Glénat emmène 50 libraires à Tokyo | Livres Hebdo

Par Hervé Hugueny, le 25.05.2019 à 15h41 (mis à jour le 27.05.2019 à 10h39) Au Japon avec Glénat 1

Glénat emmène 50 libraires à Tokyo

Jacques Glénat. - Photo OLIVIER DION

Jacques Glénat a invité Livres Hebdo à accompagner les 50 libraires participant au voyage d’étude que la maison organise pendant toute cette semaine à Tokyo à l’occasion de ses 50 ans d’édition. Explications. 

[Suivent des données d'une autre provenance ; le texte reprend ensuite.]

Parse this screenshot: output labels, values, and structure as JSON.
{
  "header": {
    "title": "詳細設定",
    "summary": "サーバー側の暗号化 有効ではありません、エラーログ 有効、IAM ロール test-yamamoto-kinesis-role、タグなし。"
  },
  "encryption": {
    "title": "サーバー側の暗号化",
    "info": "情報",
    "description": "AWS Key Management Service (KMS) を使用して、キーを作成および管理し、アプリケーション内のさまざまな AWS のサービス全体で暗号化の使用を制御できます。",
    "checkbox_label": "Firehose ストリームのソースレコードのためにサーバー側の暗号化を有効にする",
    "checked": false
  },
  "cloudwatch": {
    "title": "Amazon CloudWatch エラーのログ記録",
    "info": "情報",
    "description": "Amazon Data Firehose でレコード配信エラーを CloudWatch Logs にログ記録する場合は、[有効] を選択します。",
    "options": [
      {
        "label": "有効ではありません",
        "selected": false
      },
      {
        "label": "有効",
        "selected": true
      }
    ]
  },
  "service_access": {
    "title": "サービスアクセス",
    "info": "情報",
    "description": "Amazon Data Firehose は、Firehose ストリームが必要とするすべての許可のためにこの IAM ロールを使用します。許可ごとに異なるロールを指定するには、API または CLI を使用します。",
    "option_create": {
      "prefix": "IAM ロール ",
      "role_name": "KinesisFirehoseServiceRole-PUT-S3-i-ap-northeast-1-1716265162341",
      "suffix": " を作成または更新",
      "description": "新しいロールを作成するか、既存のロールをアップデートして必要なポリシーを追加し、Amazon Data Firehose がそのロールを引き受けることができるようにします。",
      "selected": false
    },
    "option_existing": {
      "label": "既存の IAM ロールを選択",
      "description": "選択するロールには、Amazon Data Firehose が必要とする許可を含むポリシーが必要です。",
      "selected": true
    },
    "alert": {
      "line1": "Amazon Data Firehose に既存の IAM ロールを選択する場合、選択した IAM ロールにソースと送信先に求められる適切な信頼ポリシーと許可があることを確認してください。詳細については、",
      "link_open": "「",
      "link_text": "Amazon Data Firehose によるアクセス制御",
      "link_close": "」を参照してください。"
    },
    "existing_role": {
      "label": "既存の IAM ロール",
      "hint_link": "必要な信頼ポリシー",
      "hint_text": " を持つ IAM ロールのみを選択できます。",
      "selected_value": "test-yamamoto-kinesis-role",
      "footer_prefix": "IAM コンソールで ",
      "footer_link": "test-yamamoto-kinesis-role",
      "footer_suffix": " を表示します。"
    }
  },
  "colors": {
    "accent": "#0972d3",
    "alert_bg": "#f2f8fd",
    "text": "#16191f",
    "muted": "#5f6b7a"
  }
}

Visites d’imprimeries, d’éditeurs et de librairies spécialisés dans le manga, de quartiers et de bâtiments qui ont inspiré des séries, rencontres avec des auteurs, conférence sur le marché : à partir de ce lundi, pendant une semaine, 50 libraires inscrits au voyage organisé par Glénat, éditeur d’Akira, premier manga traduit en France en 1990, vont vivre et expérimenter concrètement sur place ce que représente cette culture et cette économie de la bande dessinée japonaise.

« Ce voyage représente un mois de salaire pour un libraire, il doit être formateur, éducatif et pédagogique, et faire découvrir tous les éléments de cette chaîne du livre. Et ce sera aussi l'occasion de partager de bons moments ensemble », explique Jacques Glénat, patron du groupe qui célèbre cette année ses 50 ans – en réalité, les 50 ans de la publication du premier fanzine du fondateur, l’entreprise qui emploie aujourd’hui 150 personnes ayant été créée en 1974.

C’est aussi le renouvellement d’un voyage similaire, il y a 12 ans, grande découverte pour les 40 libraires participants, qui en reparlent encore aujourd'hui à l'éditeur. « Il n’y avait alors qu’un vol quotidien entre Tokyo et Paris, et très peu de caractères latins dans les rues, le Japon s’est bien ouvert depuis », note Jacques Glénat, qui avait fait son premier périple en 1986, pour tenter de vendre ses BD à des éditeurs nippons.

Il en est revenu avec Akira, puis Dragon Ball ainsi qu’il le raconte dans 50 ans d’édition Glénat, le livre anniversaire publié pour l’occasion. Après un démarrage incertain, le genre s’est imposé et reste aujourd’hui le secteur le plus dynamique de la BD, primordial pour les librairies spécialisées, et important pour les généralistes qui disposent d’un rayon. L’an dernier, le marché représentait 25,1 % des ventes de BD en valeur et 38,2 % en nombre d'exemplaires, contre 23 % et 35 % l’année précédente (source Livres Hebdo/GFK).

« Le sujet sera au programme des prochaines rencontres nationales de la librairie, à l’attention des libraires qui ne connaissent pas ce secteur, et s’interrogent sur son fonctionnement », ajoute le P-DG de Glénat, toujours premier éditeur de manga en France (22.4 % de part de marché en 2018), et qui se sent porteur d’une responsabilité à l’égard du genre dans son ensemble : « montrer que le manga n’est pas qu’un truc de gamin, et dissiper les aprioris qui existent encore à son encontre ».

Livres Hebdo, invité au voyage, en  rendra compte quotidiennement pendant toute la semaine.